The 1996 New Zealand Labour Party leadership election was intended to determine the future leadership of the New Zealand Labour Party. The leadership was retained by MP Helen Clark, who was the incumbent leader.

== Background ==
Despite unseating Mike Moore from the leadership Labour struggled against New Zealand First and the Alliance, after being already behind both National and the Alliance in numerous polls throughout 1995. By early 1996, it still continuously polling poorly, with some showing support below 20%. Labour was still associated with its unpopular Rogernomics image from the 1980s - which Clark was seeking to jettison. This was part of a wider divide inside Labour between its drastically differing left and right factions. Clark was of the left-leaning faction, attempting to restore Labour to it social-democratic roots, while those on the right wing of Labour (such as Goff) were intent on retaining the deregulation and free trade policies of the 1980s, albeit more moderately.

== Candidates ==

=== Helen Clark ===
Clark had led Labour for nearly three years since her own leadership challenge in 1993 against Mike Moore. She proved very unpopular in the country at the time and, at one point, had approval ratings of two percent nationally, but was seen regarded as a colossus within the Labour party itself by Goff and his allies. Clark had yet to connect with voters seeming aloof and wooden. Her widely acknowledged intelligence came across more as arrogance than aptitude.

=== Phil Goff ===
Goff had been a cabinet minister for the entirety of the Fourth Labour Government, actually having more cabinet experience than Clark, who only became a minister in 1987. He was currently serving as the Shadow Minister of Justice under Clark. However, Goff was largely unknown, a dangerous factor only months from an election coupled with his hardline reputation as a Rogernomics-era Minister (something Goff had vigorously supported), an image Labour was trying to shake.
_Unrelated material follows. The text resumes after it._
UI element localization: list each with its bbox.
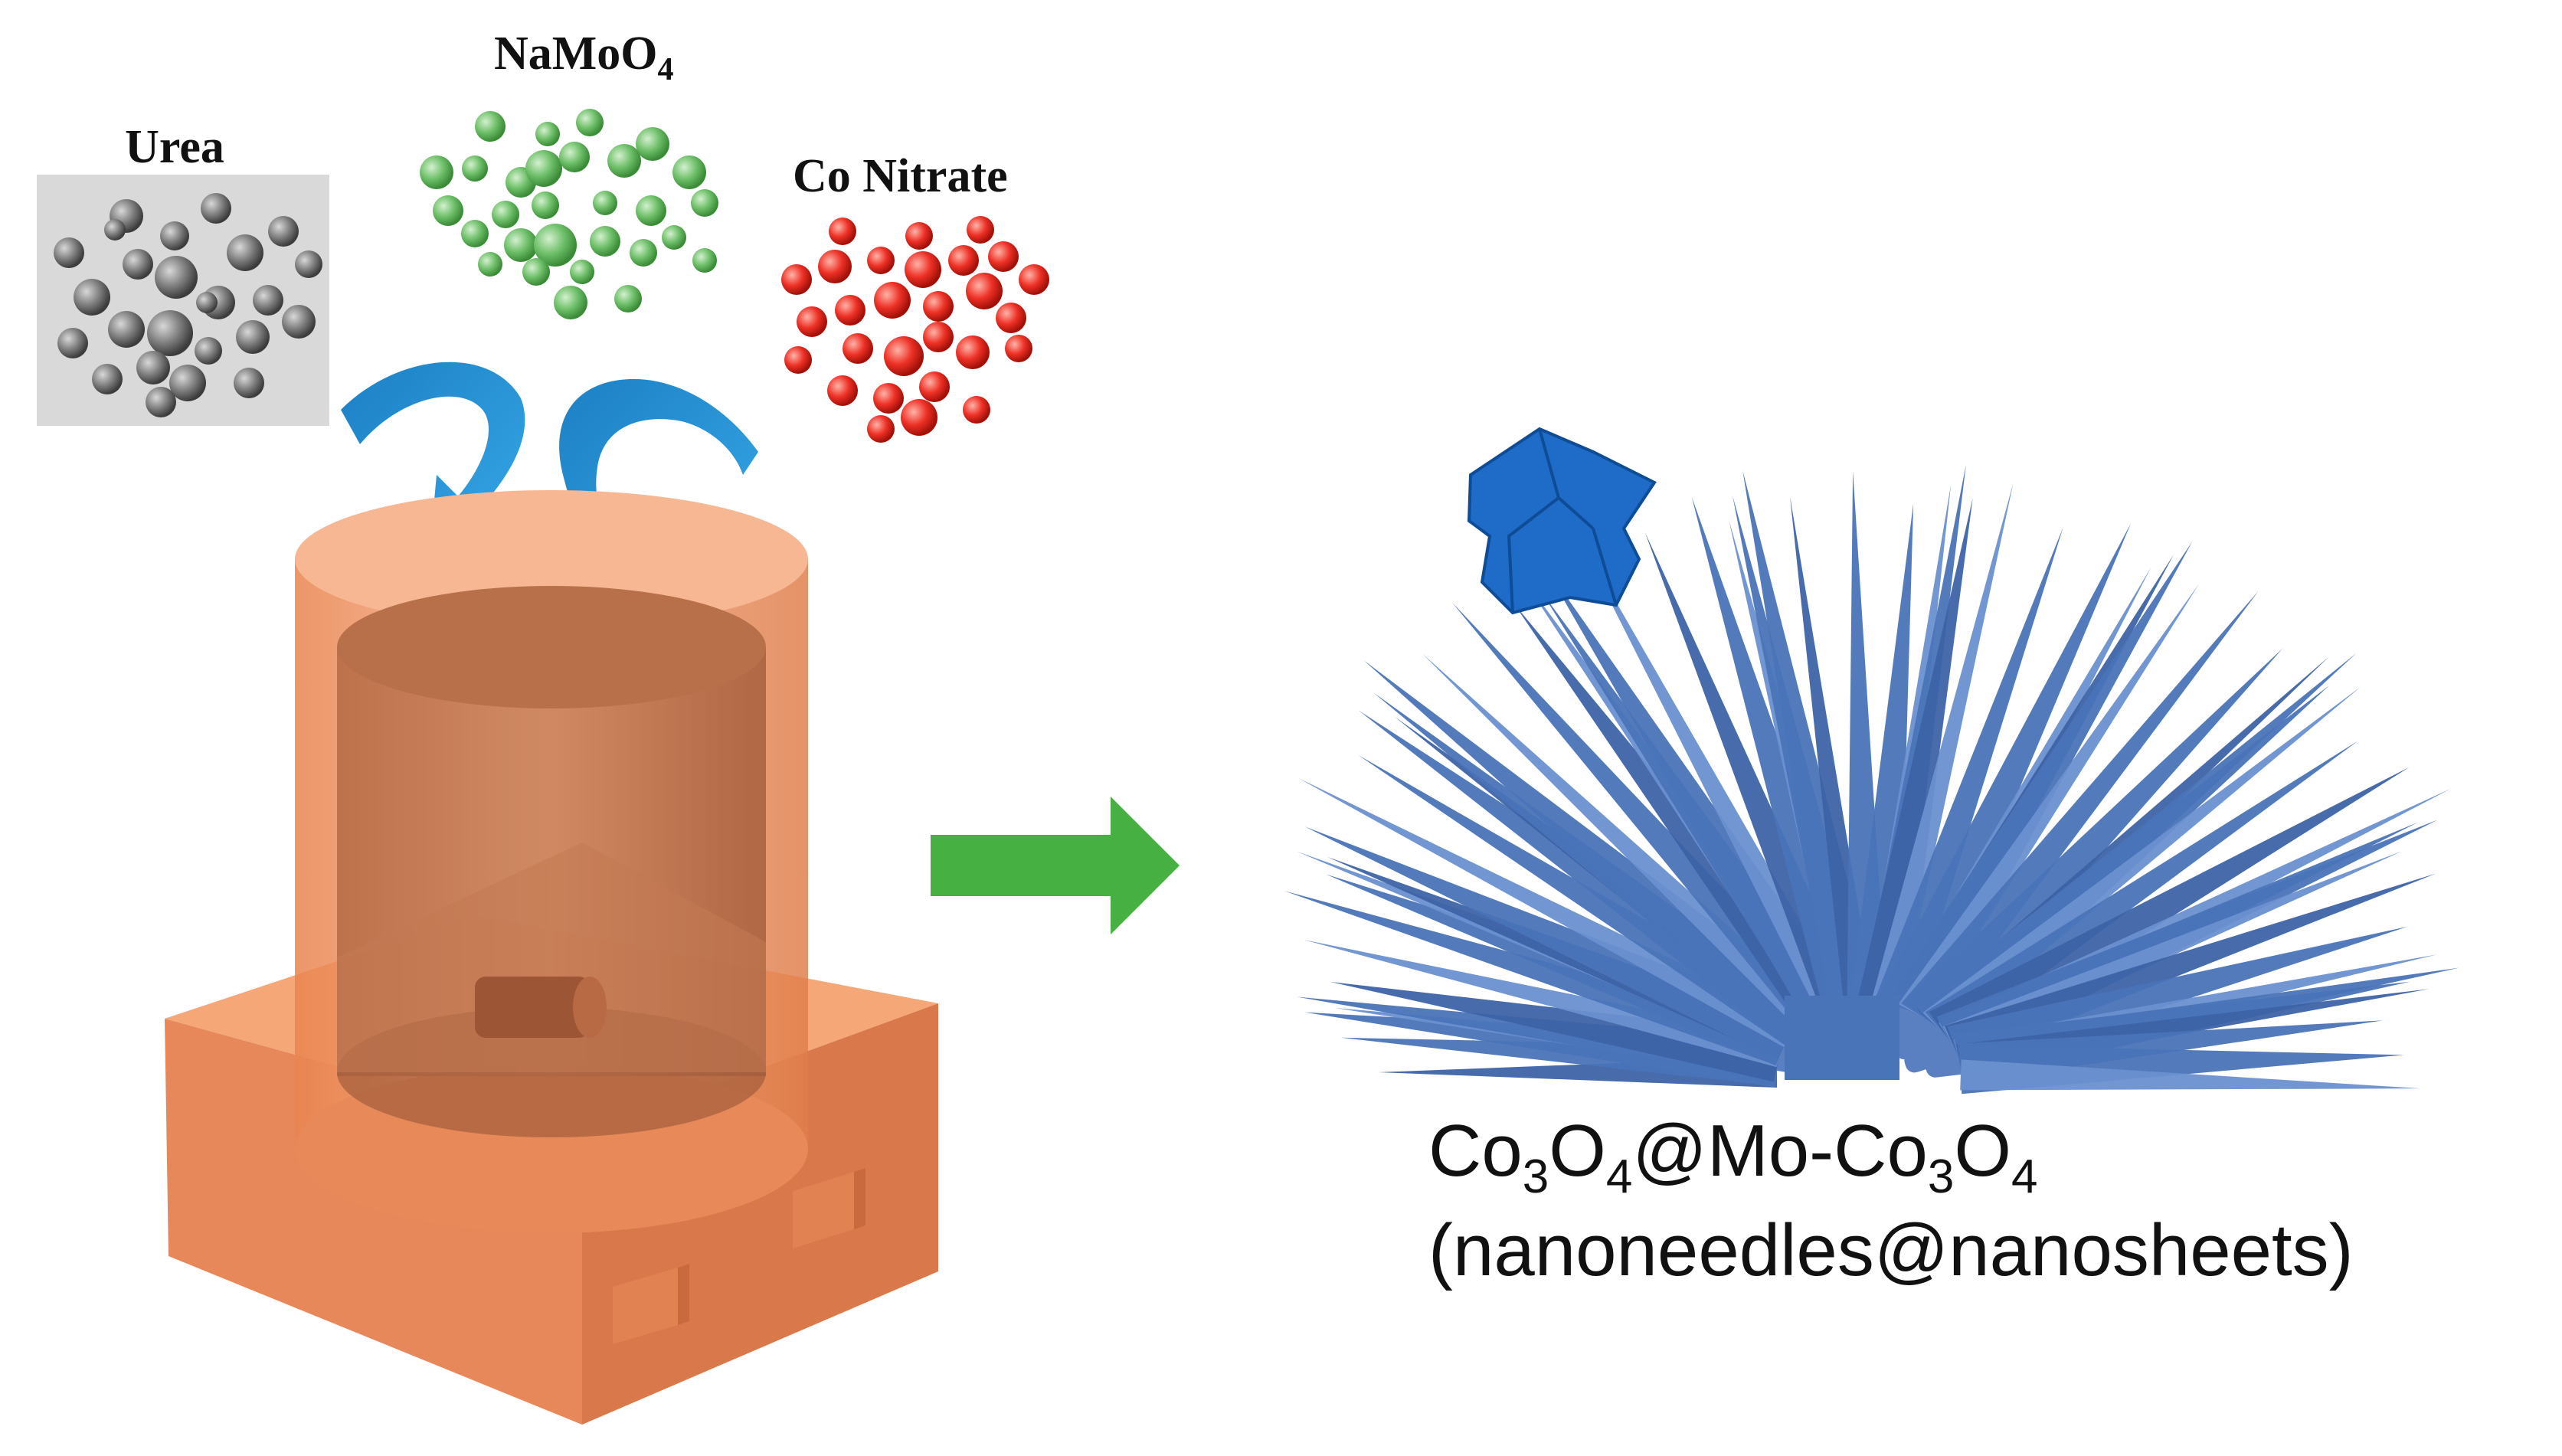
nanoneedle — [1422, 654, 1822, 1029]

This caused many fence sitters to remain with the status-quo, fearing voter backlash.

=== Mike Moore ===
After losing the leadership to Clark, Moore had strongly considered forming a break-away party, the New Zealand Democratic Coalition with Geoff Braybrooke for the new MMP era, but then decided against it. A couple of Maori MPs told Goff's lieutenants they were willing to vote against Clark, but for Moore rather than Goff.

==Result==
A delegation of Goff and Labour frontbenchers Annette King, Michael Cullen, Jim Sutton and Koro Wētere met with Clark in her office prior to a caucus meeting persuading her to stand down and informing her (in a ruse) that they had the numbers to oust her if she refused. Clark had been prepared for it and had already mobilised her own allies, her deputy David Caygill, Trevor Mallard, Steve Maharey and whip Jonathan Hunt. They had assured her that there were enough MPs loyal to her that the challenge could be averted. Clark stared Goff and his supporters down and ultimately remained leader.

Over the period Caygill had been privately contemplating retiring from politics. On 7 June he informed Clark of his decision to stand down. On 11 June Caygill announced his retirement to a surprised caucus where Cullen was elected the new deputy leader unopposed. Only a day earlier the five frontbench MPs who had confronted Clark had said they wouldn't push for a leadership vote. Caygill said there had been no pressure on him to quit and hoped it would provide the "circuit-breaker" to Labour's troubles. Moore, who still held leadership ambitions, refused to comment on the positional change, saying only that he did not contest the deputy leadership because he was "a leader, not a deputy".

== Outcome ==
Clark would lead Labour until she resigned in 2008. Clark was advised by her allies to demote Goff, but she chose not to. As feared, Labour lost the 1996 election, but did better than many earlier polls indicated. Clark would go on to win three consecutively (Labour's best showing since their first government) in 1999, 2002 and 2005. Goff would eventually become leader in 2008 when Clark resigned following that year's election.

As Goff had hosted a barbeque for his colleagues during the planning stage of the leadership challenge the term "BBQ" became a code word in New Zealand from then on for leadership coups.